Another item from the Origins of Cinema in Asia conference, which took place in New Delhi last month. Stephen Bottomore wrote a short piece for the festival news letter, with a claim for what may well be the first exhibition of film to have taken place in India. Here’s his report:
Over the past twenty years I have been researching aspects of early cinema in libraries and archives in the UK and elsewhere. In preparation for the ‘Origins of Cinema in Asia’ conference, which took place over the past two days, I had a rummage through my unsorted material, and rediscovered an especially interesting article from the Journal of the Photographic Society of India of July 1896. In this article the editor tells us that, while projected cinema shows were by then an established fact, he had seen moving pictures of a different kind in India some months earlier:
‘I had an opportunity last cold weather of viewing Edison’s kinetescope [sic] in Calcutta. It was certainly extraordinary… But the pictures were too small, and the duration of the scene too short, to altogether satisfy me. Looking down through an object glass into a breast-high box one was first conscious of a whirring sound, then a sparking light, and presently a picture about 2” square appeared […] The scene was stirring enough in all conscience, and I gathered that it took a continuous chain or band of 1,400 celluloid positives to represent it. This band ran under an illuminated screen below which was an electric lamp – and to bring out the scene required a special camera invented by Edison.’ [He describes the film that he saw: a staged incident of a rescue of people from a fire.]

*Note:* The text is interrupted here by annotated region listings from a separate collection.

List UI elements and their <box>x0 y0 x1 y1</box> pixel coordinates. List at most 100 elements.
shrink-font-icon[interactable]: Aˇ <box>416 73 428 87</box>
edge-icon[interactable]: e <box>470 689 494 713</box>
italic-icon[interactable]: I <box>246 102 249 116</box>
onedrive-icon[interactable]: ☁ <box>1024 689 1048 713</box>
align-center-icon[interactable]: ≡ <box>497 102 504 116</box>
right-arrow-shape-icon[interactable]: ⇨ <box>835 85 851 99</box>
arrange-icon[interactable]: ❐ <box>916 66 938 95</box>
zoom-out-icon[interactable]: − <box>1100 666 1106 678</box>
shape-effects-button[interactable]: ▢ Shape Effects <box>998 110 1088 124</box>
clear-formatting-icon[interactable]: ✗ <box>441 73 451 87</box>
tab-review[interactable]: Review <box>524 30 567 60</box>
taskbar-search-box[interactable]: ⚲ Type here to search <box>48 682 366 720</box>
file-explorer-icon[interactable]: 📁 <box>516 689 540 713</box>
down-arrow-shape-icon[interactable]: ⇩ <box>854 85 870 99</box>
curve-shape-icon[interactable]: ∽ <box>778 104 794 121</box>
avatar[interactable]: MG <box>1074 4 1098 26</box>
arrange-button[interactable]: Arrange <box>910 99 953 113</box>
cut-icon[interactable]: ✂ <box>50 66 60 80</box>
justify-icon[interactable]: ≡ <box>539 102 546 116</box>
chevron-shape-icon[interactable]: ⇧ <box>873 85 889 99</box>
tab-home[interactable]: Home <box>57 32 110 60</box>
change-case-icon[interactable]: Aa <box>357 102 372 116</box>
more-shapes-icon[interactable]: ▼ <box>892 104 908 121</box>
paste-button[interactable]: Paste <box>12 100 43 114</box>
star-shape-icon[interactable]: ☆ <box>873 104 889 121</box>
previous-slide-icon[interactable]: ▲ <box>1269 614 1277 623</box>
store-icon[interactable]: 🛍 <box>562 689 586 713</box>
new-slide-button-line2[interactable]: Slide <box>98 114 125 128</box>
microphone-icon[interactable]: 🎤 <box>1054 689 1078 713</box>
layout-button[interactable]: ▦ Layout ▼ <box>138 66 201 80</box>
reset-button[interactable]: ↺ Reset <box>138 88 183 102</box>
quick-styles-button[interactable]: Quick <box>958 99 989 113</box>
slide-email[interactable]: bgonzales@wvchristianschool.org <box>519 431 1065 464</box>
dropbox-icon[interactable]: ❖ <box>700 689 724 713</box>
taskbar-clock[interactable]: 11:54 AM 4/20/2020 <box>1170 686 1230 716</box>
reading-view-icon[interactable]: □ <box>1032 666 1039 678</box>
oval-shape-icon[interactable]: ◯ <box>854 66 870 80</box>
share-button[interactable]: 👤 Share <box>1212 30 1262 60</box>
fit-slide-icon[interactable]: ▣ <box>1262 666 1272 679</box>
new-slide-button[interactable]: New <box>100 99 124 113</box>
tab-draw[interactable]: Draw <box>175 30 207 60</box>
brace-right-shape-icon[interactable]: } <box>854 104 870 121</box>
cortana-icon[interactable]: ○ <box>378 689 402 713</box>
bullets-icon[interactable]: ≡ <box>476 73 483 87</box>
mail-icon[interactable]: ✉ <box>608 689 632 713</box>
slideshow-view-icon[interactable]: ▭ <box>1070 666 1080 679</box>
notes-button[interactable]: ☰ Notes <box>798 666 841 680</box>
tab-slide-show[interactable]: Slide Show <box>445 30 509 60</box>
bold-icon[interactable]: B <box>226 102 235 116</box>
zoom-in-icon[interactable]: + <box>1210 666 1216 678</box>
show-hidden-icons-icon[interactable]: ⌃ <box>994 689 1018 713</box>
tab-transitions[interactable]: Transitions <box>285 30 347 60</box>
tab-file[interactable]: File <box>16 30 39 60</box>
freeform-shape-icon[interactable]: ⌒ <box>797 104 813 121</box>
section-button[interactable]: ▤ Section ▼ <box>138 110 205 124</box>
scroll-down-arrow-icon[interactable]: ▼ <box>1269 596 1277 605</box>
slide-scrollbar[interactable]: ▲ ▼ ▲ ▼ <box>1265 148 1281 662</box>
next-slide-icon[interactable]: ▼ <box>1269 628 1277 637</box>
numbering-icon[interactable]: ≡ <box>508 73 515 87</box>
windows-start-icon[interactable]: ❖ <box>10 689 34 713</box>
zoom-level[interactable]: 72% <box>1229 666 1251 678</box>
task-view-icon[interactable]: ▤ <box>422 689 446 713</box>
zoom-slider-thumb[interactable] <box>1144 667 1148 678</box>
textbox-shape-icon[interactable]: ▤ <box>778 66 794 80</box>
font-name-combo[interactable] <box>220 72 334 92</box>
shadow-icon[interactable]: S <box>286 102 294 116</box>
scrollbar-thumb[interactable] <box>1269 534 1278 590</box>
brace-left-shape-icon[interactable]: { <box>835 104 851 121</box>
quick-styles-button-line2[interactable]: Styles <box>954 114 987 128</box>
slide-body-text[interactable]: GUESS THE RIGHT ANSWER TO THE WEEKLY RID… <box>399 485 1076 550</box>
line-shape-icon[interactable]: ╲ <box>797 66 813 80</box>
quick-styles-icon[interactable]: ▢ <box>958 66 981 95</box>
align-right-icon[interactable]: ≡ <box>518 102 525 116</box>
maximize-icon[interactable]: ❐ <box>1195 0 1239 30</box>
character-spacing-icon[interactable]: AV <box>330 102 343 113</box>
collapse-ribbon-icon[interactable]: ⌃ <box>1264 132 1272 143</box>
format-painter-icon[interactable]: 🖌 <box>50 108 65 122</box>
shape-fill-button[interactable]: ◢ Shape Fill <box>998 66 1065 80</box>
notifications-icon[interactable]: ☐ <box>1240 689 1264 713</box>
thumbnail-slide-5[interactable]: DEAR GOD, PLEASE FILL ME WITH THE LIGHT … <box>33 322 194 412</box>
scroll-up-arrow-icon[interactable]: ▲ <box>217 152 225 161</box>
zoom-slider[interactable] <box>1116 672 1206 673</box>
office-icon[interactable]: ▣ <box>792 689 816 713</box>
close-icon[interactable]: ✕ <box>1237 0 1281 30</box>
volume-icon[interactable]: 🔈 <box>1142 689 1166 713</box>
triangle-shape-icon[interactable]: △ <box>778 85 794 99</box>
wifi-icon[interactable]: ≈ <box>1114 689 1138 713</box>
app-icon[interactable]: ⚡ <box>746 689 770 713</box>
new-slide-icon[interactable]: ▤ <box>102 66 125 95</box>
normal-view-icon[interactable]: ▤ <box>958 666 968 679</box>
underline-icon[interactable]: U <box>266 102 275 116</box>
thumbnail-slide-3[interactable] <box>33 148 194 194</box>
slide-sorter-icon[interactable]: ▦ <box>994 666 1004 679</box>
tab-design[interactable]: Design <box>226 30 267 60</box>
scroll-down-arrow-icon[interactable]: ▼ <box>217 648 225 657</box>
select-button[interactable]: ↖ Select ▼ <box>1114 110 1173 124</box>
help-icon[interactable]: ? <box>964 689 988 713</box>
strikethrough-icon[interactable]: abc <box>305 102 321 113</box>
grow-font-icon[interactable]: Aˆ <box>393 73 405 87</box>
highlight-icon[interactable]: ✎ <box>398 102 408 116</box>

Although the writer does not mention the date when he saw this film in the peepshow Kinetoscope, he does state that it was, ‘last cold weather’, which would suggest the months at the turn of 1895 to 1896. Let us recall that the first film projection took place in India on 7 July 1896 at Watson’s Hotel in Bombay – indeed, this was the first film projection in Asia we believe. So this writer’s viewing of the Kinetoscope pre-dates India’s first film projection by several months, and therefore this is apparently the first appearance of moving pictures in India, and perhaps in Asia as a whole. (Although the Kinetoscope was seen in America, Europe and Australia in 1895, in Asia, apart from India, it was only introduced from later in 1896 – in Japan and Singapore).
Perhaps my historian colleagues in India – tireless researchers such as P.K. Nair – might already know about this appearance of the Kinetoscope in India in the winter of 1895/96. All I can say is that I have never seen this ‘first’ appearance mentioned in print histories of Indian cinema. And this suggests to me that many other important facts about early cinema in this region might remain undiscovered.
There is still much terra incognita when it comes to early film history, and still much to be learned about the dissemination of films and the means to exhibit them across the globe in the 1890s. The first film entrepreneurs saw the reach of their product in global terms – we as scholars should do so too. Certainly it would seem more work needs to be done to track the worldwide spread of the Edison Kinetoscope, to understand it as an international business phenomenon, and to pursue its many paths of influence.